F-16 Fighting Falcon News

Defense contractor convicted for F-16 engine seals fraud

August 25, 2004 (by Lieven Dewitte) - A defense contractor has been sentenced to a term of imprisonment of two and a half years as a result of participation in a fraudulent scheme to supply counterfeit and sub-standard aircraft parts to the United States Department of Defense.
These parts, all of which consisted of flight-critical "application items," included engine seals and O-rings for placement in a wide range of military aircraft, including F-16 and F-14 fighter jets, AWACS surveillance aircraft, Blackhawk attack helicopters, and Seahawk rescue helicopters.

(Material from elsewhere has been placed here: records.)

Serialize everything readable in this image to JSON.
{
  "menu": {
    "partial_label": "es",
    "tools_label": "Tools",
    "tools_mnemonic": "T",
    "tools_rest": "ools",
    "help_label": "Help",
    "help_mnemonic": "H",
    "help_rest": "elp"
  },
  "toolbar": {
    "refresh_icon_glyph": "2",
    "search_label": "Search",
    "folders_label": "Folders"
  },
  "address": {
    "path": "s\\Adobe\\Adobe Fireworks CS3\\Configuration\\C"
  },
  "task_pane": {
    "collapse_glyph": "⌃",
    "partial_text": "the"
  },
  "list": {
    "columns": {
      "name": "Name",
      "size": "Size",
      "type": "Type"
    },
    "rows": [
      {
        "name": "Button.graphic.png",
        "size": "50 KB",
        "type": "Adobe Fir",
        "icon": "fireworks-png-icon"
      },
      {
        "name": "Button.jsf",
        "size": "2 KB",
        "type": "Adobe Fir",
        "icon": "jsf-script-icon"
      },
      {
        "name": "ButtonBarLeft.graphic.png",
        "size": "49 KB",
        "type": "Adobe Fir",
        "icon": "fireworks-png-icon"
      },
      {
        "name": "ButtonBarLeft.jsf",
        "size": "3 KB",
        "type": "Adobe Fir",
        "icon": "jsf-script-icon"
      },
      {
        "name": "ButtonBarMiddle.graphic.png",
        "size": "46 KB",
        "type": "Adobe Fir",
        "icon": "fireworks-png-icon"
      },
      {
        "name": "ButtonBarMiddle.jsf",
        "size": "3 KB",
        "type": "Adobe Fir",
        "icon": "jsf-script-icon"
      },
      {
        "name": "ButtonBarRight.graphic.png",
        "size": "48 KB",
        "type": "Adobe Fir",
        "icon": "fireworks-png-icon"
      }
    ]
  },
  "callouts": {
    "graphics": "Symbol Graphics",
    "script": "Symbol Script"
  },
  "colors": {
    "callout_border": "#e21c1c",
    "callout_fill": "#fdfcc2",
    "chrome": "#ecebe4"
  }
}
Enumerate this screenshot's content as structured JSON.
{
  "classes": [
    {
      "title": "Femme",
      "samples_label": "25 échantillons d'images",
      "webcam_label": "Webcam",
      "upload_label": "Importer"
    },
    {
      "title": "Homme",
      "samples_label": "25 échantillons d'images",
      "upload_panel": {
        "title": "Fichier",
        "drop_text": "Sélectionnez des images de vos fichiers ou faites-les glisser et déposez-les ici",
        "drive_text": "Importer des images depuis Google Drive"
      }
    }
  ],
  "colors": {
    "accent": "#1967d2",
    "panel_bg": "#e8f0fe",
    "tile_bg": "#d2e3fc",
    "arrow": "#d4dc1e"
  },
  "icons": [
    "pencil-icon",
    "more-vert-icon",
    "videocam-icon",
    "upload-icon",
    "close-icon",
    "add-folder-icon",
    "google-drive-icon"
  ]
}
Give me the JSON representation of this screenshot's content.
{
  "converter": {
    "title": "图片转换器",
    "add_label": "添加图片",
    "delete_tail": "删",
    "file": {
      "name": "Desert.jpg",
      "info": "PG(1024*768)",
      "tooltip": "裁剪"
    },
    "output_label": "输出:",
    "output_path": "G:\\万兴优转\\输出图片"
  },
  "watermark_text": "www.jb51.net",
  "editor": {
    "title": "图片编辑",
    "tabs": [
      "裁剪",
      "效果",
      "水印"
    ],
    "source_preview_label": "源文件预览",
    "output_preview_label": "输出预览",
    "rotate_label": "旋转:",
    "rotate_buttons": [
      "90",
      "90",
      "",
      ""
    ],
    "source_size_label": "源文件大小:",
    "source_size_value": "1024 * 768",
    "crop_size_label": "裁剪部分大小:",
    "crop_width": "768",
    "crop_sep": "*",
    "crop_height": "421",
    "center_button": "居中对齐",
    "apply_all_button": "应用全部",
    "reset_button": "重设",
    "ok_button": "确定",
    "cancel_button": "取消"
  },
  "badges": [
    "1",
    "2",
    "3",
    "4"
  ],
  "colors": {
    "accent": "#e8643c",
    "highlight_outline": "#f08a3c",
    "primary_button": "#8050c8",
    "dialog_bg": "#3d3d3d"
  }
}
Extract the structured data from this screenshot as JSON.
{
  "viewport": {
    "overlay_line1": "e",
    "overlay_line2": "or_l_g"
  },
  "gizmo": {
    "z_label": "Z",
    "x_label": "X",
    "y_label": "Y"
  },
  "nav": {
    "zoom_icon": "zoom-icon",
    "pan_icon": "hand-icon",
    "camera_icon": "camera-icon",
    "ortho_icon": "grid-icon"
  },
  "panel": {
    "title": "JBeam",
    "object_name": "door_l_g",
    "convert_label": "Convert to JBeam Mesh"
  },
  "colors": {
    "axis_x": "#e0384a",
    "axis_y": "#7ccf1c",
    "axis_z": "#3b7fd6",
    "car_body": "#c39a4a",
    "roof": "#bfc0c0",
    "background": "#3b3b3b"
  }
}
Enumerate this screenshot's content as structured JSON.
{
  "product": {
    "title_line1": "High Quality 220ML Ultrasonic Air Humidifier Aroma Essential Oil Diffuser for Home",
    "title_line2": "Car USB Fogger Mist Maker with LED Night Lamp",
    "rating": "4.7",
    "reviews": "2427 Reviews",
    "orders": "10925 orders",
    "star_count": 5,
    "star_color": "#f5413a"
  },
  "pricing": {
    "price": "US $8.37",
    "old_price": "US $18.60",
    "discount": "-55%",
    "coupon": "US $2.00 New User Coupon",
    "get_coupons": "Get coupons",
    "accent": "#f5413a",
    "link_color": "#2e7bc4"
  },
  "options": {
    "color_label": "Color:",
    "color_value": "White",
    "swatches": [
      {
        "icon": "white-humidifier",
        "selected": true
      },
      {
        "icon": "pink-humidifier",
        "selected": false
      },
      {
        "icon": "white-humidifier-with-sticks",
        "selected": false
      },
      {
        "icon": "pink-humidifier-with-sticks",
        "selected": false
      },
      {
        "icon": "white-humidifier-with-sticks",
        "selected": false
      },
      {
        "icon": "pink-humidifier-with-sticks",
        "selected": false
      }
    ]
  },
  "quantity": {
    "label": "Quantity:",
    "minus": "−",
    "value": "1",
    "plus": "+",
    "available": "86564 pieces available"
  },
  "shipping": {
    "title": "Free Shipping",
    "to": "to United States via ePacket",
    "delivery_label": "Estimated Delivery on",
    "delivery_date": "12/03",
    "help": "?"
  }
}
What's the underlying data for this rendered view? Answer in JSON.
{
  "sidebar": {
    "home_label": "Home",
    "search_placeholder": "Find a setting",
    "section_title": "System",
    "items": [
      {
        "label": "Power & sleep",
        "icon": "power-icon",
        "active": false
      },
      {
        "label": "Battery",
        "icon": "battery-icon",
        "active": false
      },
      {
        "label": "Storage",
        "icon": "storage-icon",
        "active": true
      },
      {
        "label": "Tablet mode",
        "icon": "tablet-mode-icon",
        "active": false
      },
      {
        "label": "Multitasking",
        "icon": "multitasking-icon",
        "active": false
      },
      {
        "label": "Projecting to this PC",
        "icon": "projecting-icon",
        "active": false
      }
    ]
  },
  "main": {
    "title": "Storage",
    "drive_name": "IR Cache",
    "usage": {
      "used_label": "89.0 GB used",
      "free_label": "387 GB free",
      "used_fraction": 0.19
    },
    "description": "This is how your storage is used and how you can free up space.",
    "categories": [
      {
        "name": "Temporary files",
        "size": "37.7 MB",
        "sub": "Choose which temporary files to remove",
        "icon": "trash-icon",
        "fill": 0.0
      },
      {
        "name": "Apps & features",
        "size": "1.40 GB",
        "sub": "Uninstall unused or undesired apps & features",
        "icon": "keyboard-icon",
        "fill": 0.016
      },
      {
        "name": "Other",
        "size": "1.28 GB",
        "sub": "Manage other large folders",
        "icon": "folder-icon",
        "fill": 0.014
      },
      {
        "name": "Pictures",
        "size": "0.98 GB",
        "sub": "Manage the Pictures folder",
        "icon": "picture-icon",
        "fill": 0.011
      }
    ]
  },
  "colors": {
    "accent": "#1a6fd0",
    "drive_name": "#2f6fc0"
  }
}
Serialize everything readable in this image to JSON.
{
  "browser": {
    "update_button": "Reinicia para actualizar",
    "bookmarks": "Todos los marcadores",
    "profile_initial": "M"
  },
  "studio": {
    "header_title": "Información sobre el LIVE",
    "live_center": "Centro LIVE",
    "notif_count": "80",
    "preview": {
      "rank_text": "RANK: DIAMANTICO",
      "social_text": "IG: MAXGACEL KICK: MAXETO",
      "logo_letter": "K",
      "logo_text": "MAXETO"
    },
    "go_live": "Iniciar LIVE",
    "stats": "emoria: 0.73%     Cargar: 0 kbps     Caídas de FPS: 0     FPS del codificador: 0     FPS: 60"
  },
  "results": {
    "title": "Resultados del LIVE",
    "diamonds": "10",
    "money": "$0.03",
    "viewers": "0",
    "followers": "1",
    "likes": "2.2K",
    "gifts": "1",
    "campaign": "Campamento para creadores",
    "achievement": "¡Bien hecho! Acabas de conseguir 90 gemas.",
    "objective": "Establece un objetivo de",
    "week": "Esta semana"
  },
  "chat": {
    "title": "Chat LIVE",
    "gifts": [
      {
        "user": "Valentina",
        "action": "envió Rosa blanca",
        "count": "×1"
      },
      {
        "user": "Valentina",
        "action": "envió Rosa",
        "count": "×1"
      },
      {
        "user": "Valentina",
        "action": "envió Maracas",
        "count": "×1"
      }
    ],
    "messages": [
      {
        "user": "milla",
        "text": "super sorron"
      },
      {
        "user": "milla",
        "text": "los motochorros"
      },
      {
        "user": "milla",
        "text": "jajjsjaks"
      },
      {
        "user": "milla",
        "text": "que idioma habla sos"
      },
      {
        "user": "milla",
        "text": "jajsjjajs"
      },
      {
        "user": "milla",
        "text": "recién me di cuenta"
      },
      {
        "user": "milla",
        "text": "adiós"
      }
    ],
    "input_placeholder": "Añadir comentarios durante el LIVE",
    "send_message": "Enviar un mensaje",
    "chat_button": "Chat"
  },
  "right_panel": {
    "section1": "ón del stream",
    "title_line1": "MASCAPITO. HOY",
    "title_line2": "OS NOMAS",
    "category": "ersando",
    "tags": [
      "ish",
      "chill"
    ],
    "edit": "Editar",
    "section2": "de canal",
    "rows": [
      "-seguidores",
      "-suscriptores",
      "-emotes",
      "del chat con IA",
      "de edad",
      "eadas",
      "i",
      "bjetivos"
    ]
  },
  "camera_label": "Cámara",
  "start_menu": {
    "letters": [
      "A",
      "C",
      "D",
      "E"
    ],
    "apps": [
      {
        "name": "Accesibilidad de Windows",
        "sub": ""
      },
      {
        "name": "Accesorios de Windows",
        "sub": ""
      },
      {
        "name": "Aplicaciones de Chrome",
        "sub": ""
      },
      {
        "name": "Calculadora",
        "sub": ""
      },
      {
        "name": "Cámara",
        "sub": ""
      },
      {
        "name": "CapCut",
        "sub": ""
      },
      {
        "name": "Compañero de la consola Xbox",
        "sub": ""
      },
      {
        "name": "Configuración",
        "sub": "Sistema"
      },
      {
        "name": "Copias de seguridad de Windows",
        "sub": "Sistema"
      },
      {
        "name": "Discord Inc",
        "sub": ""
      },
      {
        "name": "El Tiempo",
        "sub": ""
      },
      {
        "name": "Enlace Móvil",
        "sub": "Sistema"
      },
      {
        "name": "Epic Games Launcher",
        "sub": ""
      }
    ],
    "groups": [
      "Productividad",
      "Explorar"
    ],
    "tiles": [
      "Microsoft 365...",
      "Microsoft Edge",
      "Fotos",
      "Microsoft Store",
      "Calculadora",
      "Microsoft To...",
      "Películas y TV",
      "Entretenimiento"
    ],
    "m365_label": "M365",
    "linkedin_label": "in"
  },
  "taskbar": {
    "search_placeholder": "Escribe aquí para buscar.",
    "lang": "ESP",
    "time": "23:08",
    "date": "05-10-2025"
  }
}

The military contract required him to obtain engine seals from either the helicopter maker or one other manufacturer approved by the Pentagon, but he admitted having them made at an unauthorized plant in Taiwan.

These counterfeit seals, which contained markings identifying them as the approved Chicago Rawhide-manufactured item, were made from sub-standard nitrile rubber, which has marginal stress tolerance capabilities and questionable ability to withstand exposure to intense heat and hydraulic fluids normally associated with military aviation use

As part of his guilty plea on two false document charges, Ralph Michael Cooper admitted that the particular counterfeit parts that he had supplied to the Air Force, Army, Navy, and NASA were sufficiently critical and sub-standard so as to present "a conscious or reckless risk of death or serious bodily injury."

In addition to the prison term he was ordered to make a restitution payment the Department of Defense of $54,933.

His attorney did not immediately respond to a message Tuesday.